Uma mãe de outra escola reclama justamente da falta da professora da filha na volta à escola, muito aguardada pela família. “A impressão que dá é que estão privilegiando quem vai ficar em casa”, conta ela, que pediu para não ter seu nome publicado.
Para ela, a abertura das escolas terá um “benefício profundo” para crianças de todas as classes sociais, principalmente as que sofrem com abuso, violência, desnutrição. “Na escola, a criança experimenta outros papéis, se relaciona com o diferente. Para mim, o tempo que falta até o fim do ano é muito relevante.” No entanto, ela diz que se sente taxada de “elitista e não comprometida com o coletivo” por outros pais que são contra a volta. “Tentando agradar aos dois lados, a escola pode acabar desagradando a ambos.”
Outra mãe sente o contrário. “A maioria quer voltar. Eu nem abro mais a boca no grupo de mães para não ser apedrejada”, conta ela, que também não quer o nome revelado para não causar mal-estar na escola. “Está sendo montada uma operação de guerra, crianças com máscaras, escola gastando muito dinheiro, para quê? O que vão aprender agora?”, indaga. Ela tem dois filhos adolescentes em uma escola de elite da zona oeste e não vai enviá-los às atividades presenciais até que “tudo volte ao normal”.

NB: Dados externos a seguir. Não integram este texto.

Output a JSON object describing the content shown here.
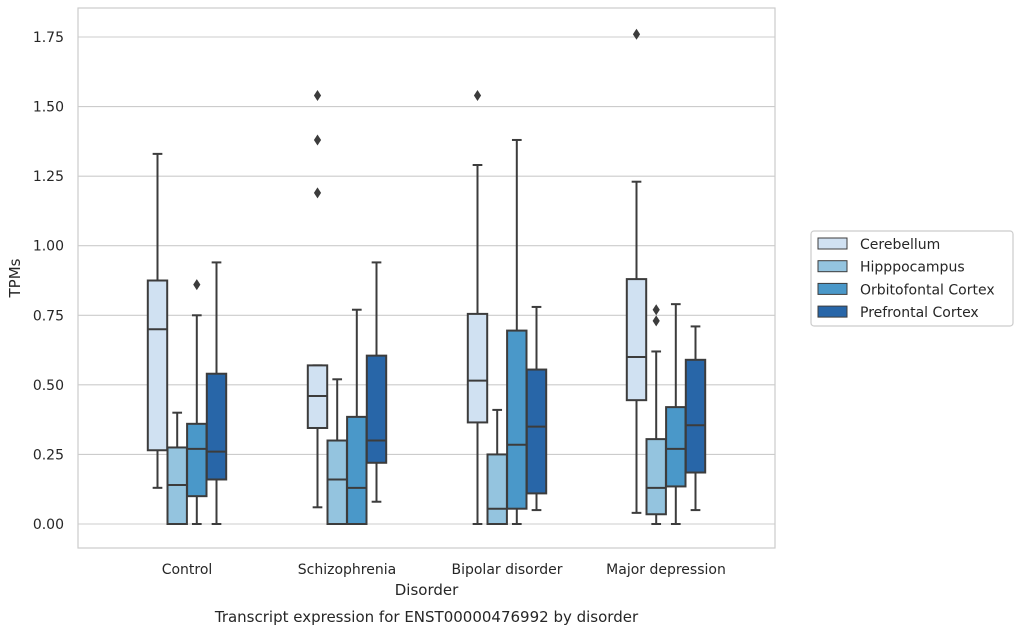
{
  "chart_data": {
    "type": "box",
    "title": "",
    "caption": "Transcript expression for ENST00000476992 by disorder",
    "xlabel": "Disorder",
    "ylabel": "TPMs",
    "ylim": [
      -0.085,
      1.85
    ],
    "yticks": [
      "0.00",
      "0.25",
      "0.50",
      "0.75",
      "1.00",
      "1.25",
      "1.50",
      "1.75"
    ],
    "grid": "horizontal",
    "legend_position": "right",
    "categories": [
      "Control",
      "Schizophrenia",
      "Bipolar disorder",
      "Major depression"
    ],
    "series": [
      {
        "name": "Cerebellum",
        "color": "#d0e1f2",
        "boxes": [
          {
            "whislo": 0.13,
            "q1": 0.265,
            "med": 0.7,
            "q3": 0.875,
            "whishi": 1.33,
            "fliers": []
          },
          {
            "whislo": 0.06,
            "q1": 0.345,
            "med": 0.46,
            "q3": 0.57,
            "whishi": 0.57,
            "fliers": [
              1.19,
              1.38,
              1.54
            ]
          },
          {
            "whislo": 0.0,
            "q1": 0.365,
            "med": 0.515,
            "q3": 0.755,
            "whishi": 1.29,
            "fliers": [
              1.54
            ]
          },
          {
            "whislo": 0.04,
            "q1": 0.445,
            "med": 0.6,
            "q3": 0.88,
            "whishi": 1.23,
            "fliers": [
              1.76
            ]
          }
        ]
      },
      {
        "name": "Hipppocampus",
        "color": "#94c4df",
        "boxes": [
          {
            "whislo": 0.0,
            "q1": 0.0,
            "med": 0.14,
            "q3": 0.275,
            "whishi": 0.4,
            "fliers": []
          },
          {
            "whislo": 0.0,
            "q1": 0.0,
            "med": 0.16,
            "q3": 0.3,
            "whishi": 0.52,
            "fliers": []
          },
          {
            "whislo": 0.0,
            "q1": 0.0,
            "med": 0.055,
            "q3": 0.25,
            "whishi": 0.41,
            "fliers": []
          },
          {
            "whislo": 0.0,
            "q1": 0.035,
            "med": 0.13,
            "q3": 0.305,
            "whishi": 0.62,
            "fliers": [
              0.73,
              0.77
            ]
          }
        ]
      },
      {
        "name": "Orbitofontal Cortex",
        "color": "#4a98c9",
        "boxes": [
          {
            "whislo": 0.0,
            "q1": 0.1,
            "med": 0.27,
            "q3": 0.36,
            "whishi": 0.75,
            "fliers": [
              0.86
            ]
          },
          {
            "whislo": 0.0,
            "q1": 0.0,
            "med": 0.13,
            "q3": 0.385,
            "whishi": 0.77,
            "fliers": []
          },
          {
            "whislo": 0.0,
            "q1": 0.055,
            "med": 0.285,
            "q3": 0.695,
            "whishi": 1.38,
            "fliers": []
          },
          {
            "whislo": 0.0,
            "q1": 0.135,
            "med": 0.27,
            "q3": 0.42,
            "whishi": 0.79,
            "fliers": []
          }
        ]
      },
      {
        "name": "Prefrontal Cortex",
        "color": "#2866a8",
        "boxes": [
          {
            "whislo": 0.0,
            "q1": 0.16,
            "med": 0.26,
            "q3": 0.54,
            "whishi": 0.94,
            "fliers": []
          },
          {
            "whislo": 0.08,
            "q1": 0.22,
            "med": 0.3,
            "q3": 0.605,
            "whishi": 0.94,
            "fliers": []
          },
          {
            "whislo": 0.05,
            "q1": 0.11,
            "med": 0.35,
            "q3": 0.555,
            "whishi": 0.78,
            "fliers": []
          },
          {
            "whislo": 0.05,
            "q1": 0.185,
            "med": 0.355,
            "q3": 0.59,
            "whishi": 0.71,
            "fliers": []
          }
        ]
      }
    ]
  },
  "colors": {
    "grid": "#cccccc",
    "frame": "#cccccc",
    "line": "#3c3c3c",
    "text": "#262626",
    "legend_frame": "#cccccc"
  }
}
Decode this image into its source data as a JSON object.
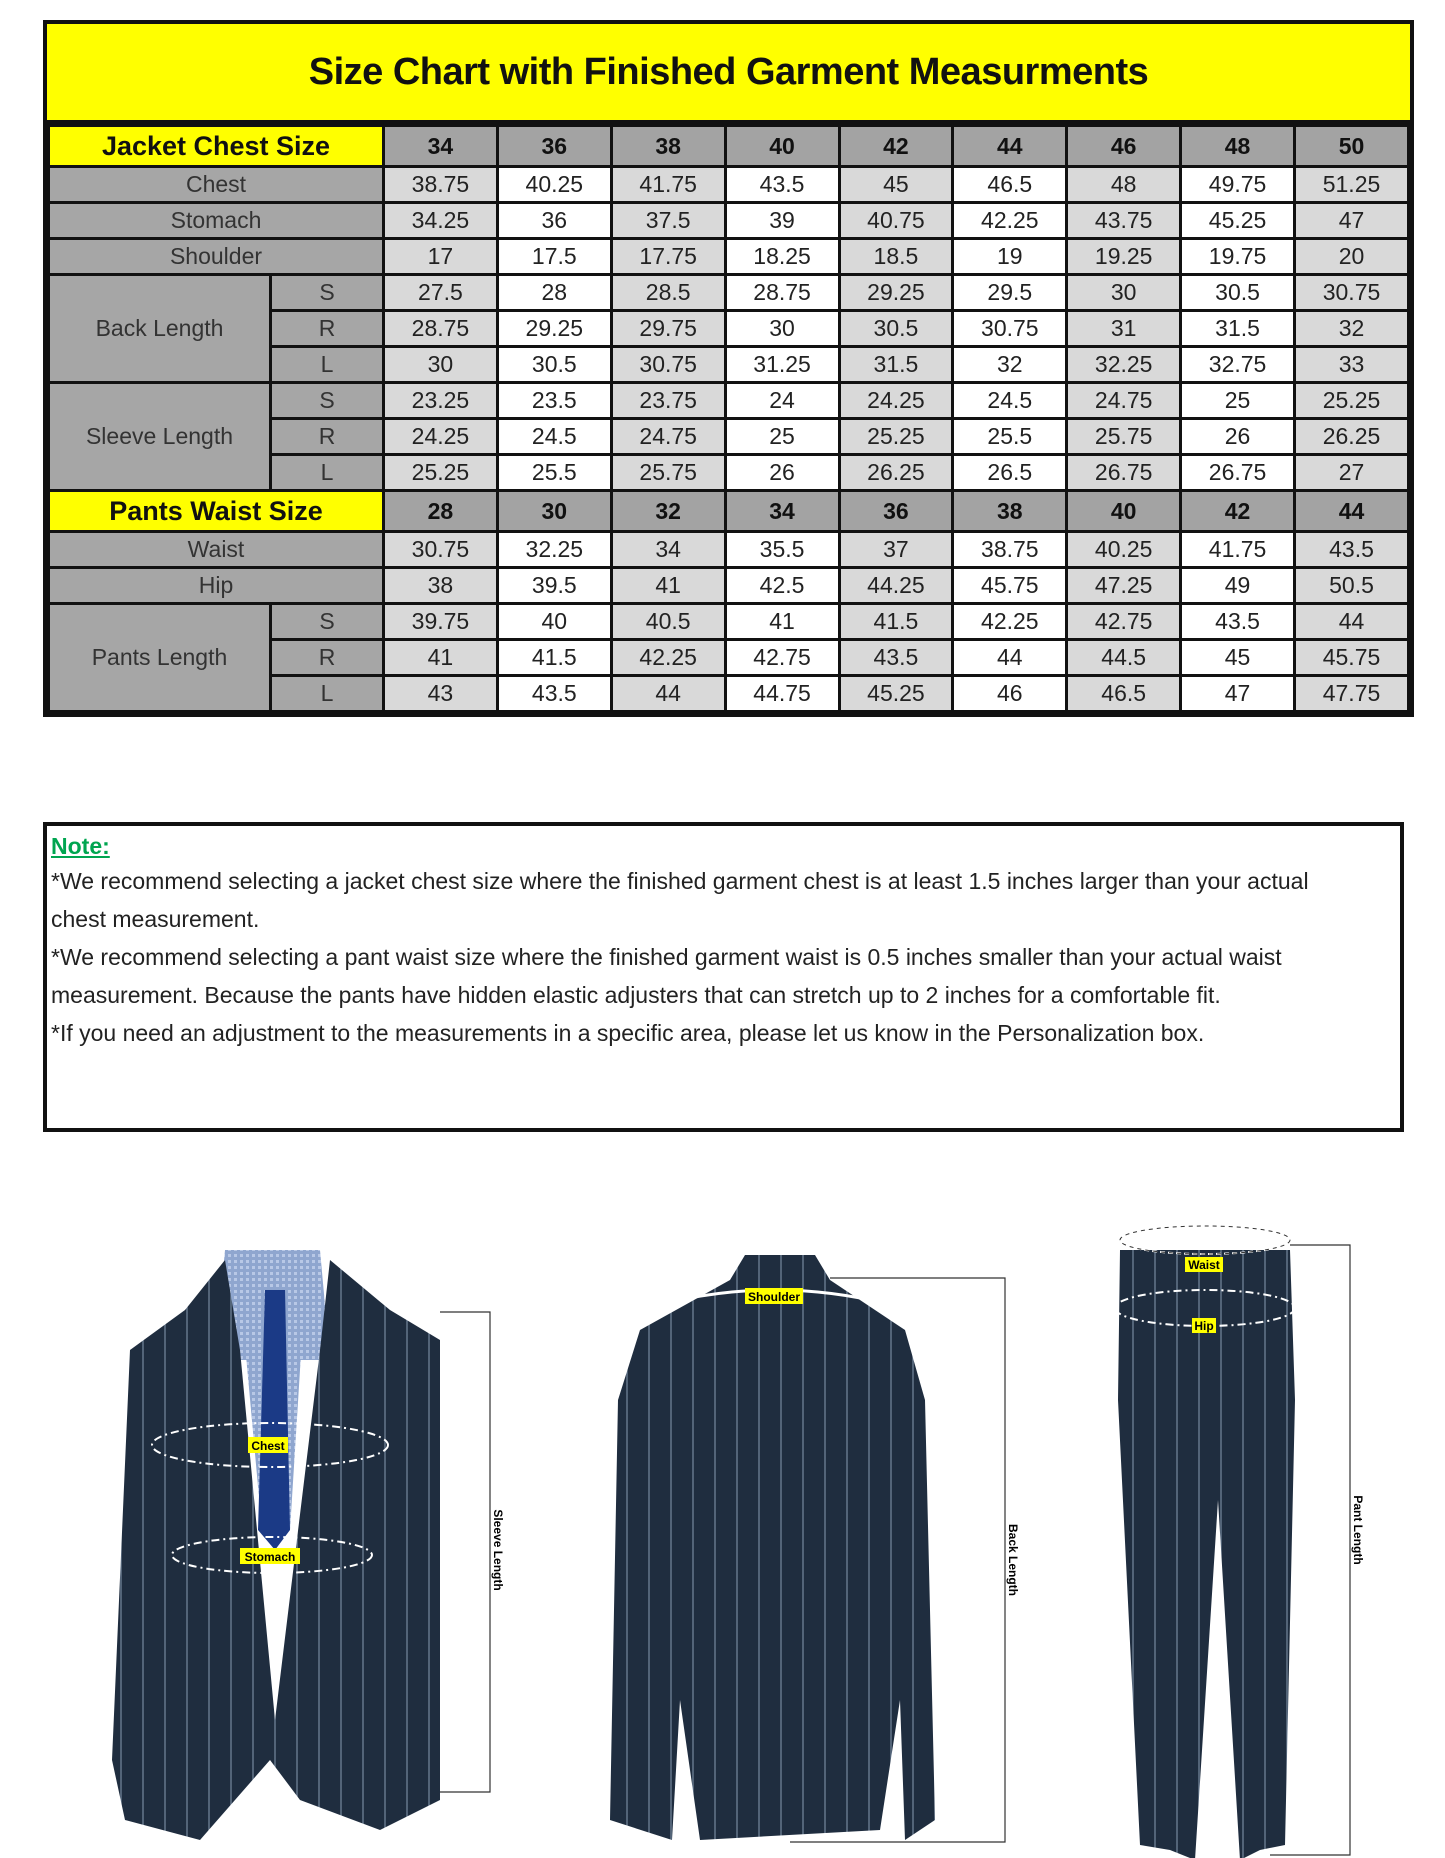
{
  "title": "Size Chart with Finished Garment Measurments",
  "colors": {
    "header_yellow": "#ffff00",
    "label_gray": "#a6a6a6",
    "note_green": "#00a550",
    "suit_navy": "#1f2d3f"
  },
  "jacket": {
    "label": "Jacket Chest Size",
    "sizes": [
      "34",
      "36",
      "38",
      "40",
      "42",
      "44",
      "46",
      "48",
      "50"
    ],
    "measurements": [
      {
        "name": "Chest",
        "values": [
          "38.75",
          "40.25",
          "41.75",
          "43.5",
          "45",
          "46.5",
          "48",
          "49.75",
          "51.25"
        ]
      },
      {
        "name": "Stomach",
        "values": [
          "34.25",
          "36",
          "37.5",
          "39",
          "40.75",
          "42.25",
          "43.75",
          "45.25",
          "47"
        ]
      },
      {
        "name": "Shoulder",
        "values": [
          "17",
          "17.5",
          "17.75",
          "18.25",
          "18.5",
          "19",
          "19.25",
          "19.75",
          "20"
        ]
      },
      {
        "name": "Back Length",
        "variants": [
          {
            "fit": "S",
            "values": [
              "27.5",
              "28",
              "28.5",
              "28.75",
              "29.25",
              "29.5",
              "30",
              "30.5",
              "30.75"
            ]
          },
          {
            "fit": "R",
            "values": [
              "28.75",
              "29.25",
              "29.75",
              "30",
              "30.5",
              "30.75",
              "31",
              "31.5",
              "32"
            ]
          },
          {
            "fit": "L",
            "values": [
              "30",
              "30.5",
              "30.75",
              "31.25",
              "31.5",
              "32",
              "32.25",
              "32.75",
              "33"
            ]
          }
        ]
      },
      {
        "name": "Sleeve Length",
        "variants": [
          {
            "fit": "S",
            "values": [
              "23.25",
              "23.5",
              "23.75",
              "24",
              "24.25",
              "24.5",
              "24.75",
              "25",
              "25.25"
            ]
          },
          {
            "fit": "R",
            "values": [
              "24.25",
              "24.5",
              "24.75",
              "25",
              "25.25",
              "25.5",
              "25.75",
              "26",
              "26.25"
            ]
          },
          {
            "fit": "L",
            "values": [
              "25.25",
              "25.5",
              "25.75",
              "26",
              "26.25",
              "26.5",
              "26.75",
              "26.75",
              "27"
            ]
          }
        ]
      }
    ]
  },
  "pants": {
    "label": "Pants Waist Size",
    "sizes": [
      "28",
      "30",
      "32",
      "34",
      "36",
      "38",
      "40",
      "42",
      "44"
    ],
    "measurements": [
      {
        "name": "Waist",
        "values": [
          "30.75",
          "32.25",
          "34",
          "35.5",
          "37",
          "38.75",
          "40.25",
          "41.75",
          "43.5"
        ]
      },
      {
        "name": "Hip",
        "values": [
          "38",
          "39.5",
          "41",
          "42.5",
          "44.25",
          "45.75",
          "47.25",
          "49",
          "50.5"
        ]
      },
      {
        "name": "Pants Length",
        "variants": [
          {
            "fit": "S",
            "values": [
              "39.75",
              "40",
              "40.5",
              "41",
              "41.5",
              "42.25",
              "42.75",
              "43.5",
              "44"
            ]
          },
          {
            "fit": "R",
            "values": [
              "41",
              "41.5",
              "42.25",
              "42.75",
              "43.5",
              "44",
              "44.5",
              "45",
              "45.75"
            ]
          },
          {
            "fit": "L",
            "values": [
              "43",
              "43.5",
              "44",
              "44.75",
              "45.25",
              "46",
              "46.5",
              "47",
              "47.75"
            ]
          }
        ]
      }
    ]
  },
  "note": {
    "title": "Note:",
    "lines": [
      "*We recommend selecting a jacket chest size where the finished garment chest is at least 1.5 inches larger than your actual",
      "chest measurement.",
      "*We recommend selecting a pant waist size where the finished garment waist is 0.5 inches smaller than your actual waist",
      "measurement. Because the pants have hidden elastic adjusters that can stretch up to 2 inches for a comfortable fit.",
      "*If you need an adjustment to the measurements in a specific area, please let us know in the Personalization box."
    ]
  },
  "illustrations": {
    "jacket_front": {
      "chest_label": "Chest",
      "stomach_label": "Stomach",
      "length_label": "Sleeve Length"
    },
    "jacket_back": {
      "shoulder_label": "Shoulder",
      "length_label": "Back Length"
    },
    "pants": {
      "waist_label": "Waist",
      "hip_label": "Hip",
      "length_label": "Pant Length"
    }
  }
}
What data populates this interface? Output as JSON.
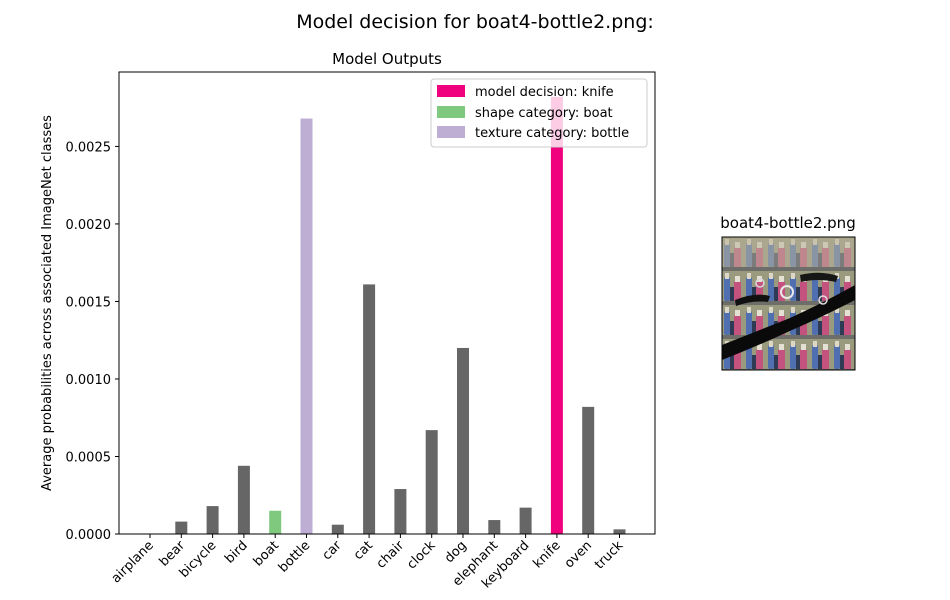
{
  "figure": {
    "suptitle": "Model decision for boat4-bottle2.png:"
  },
  "chart_data": {
    "type": "bar",
    "title": "Model Outputs",
    "xlabel": "",
    "ylabel": "Average probabilities across associated ImageNet classes",
    "ylim": [
      0,
      0.00298
    ],
    "yticks": [
      "0.0000",
      "0.0005",
      "0.0010",
      "0.0015",
      "0.0020",
      "0.0025"
    ],
    "ytick_values": [
      0,
      0.0005,
      0.001,
      0.0015,
      0.002,
      0.0025
    ],
    "categories": [
      "airplane",
      "bear",
      "bicycle",
      "bird",
      "boat",
      "bottle",
      "car",
      "cat",
      "chair",
      "clock",
      "dog",
      "elephant",
      "keyboard",
      "knife",
      "oven",
      "truck"
    ],
    "values": [
      0.0,
      8e-05,
      0.00018,
      0.00044,
      0.00015,
      0.00268,
      6e-05,
      0.00161,
      0.00029,
      0.00067,
      0.0012,
      9e-05,
      0.00017,
      0.00282,
      0.00082,
      3e-05
    ],
    "bar_colors": [
      "#666666",
      "#666666",
      "#666666",
      "#666666",
      "#7fc97f",
      "#beaed4",
      "#666666",
      "#666666",
      "#666666",
      "#666666",
      "#666666",
      "#666666",
      "#666666",
      "#f0027f",
      "#666666",
      "#666666"
    ],
    "legend": {
      "position": "upper right",
      "entries": [
        {
          "label": "model decision: knife",
          "color": "#f0027f"
        },
        {
          "label": "shape category: boat",
          "color": "#7fc97f"
        },
        {
          "label": "texture category: bottle",
          "color": "#beaed4"
        }
      ]
    },
    "grid": false
  },
  "stimulus": {
    "title": "boat4-bottle2.png",
    "icon": "stimulus-image-thumbnail"
  }
}
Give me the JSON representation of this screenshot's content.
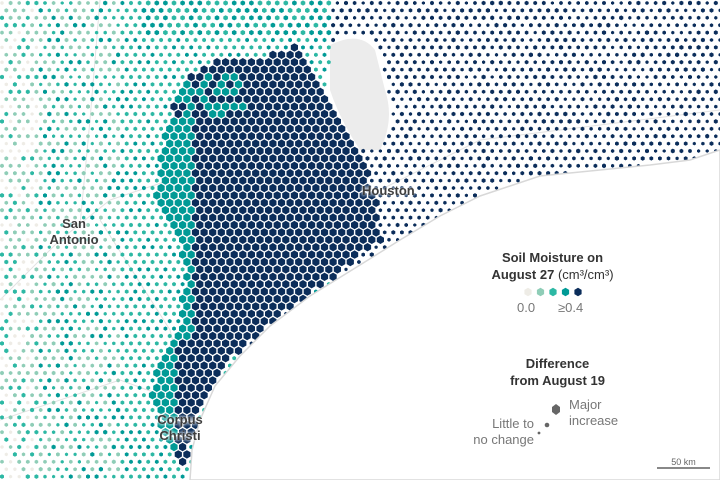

A publicitária Ana Carolina Franco, de 43 anos, diz que vai esperar pela vacina para mandar os dois filhos. “O perigo está aí. A pessoas estão loucas, acham que é só por álcool em gel e tudo bem.”
Entre as 24 instituições de elite que fazem parte da Associação Brasileira de Escolas Particulares (Abepar), 100% declararam em pesquisa da entidade que vão reabrir no dia 7. Em 33%, os alunos estarão na escola 2 vezes por semana e em 29,2%, mais de 3 vezes. A maioria dos estudantes ficará entre 2 e 4 horas nas instituições por dia.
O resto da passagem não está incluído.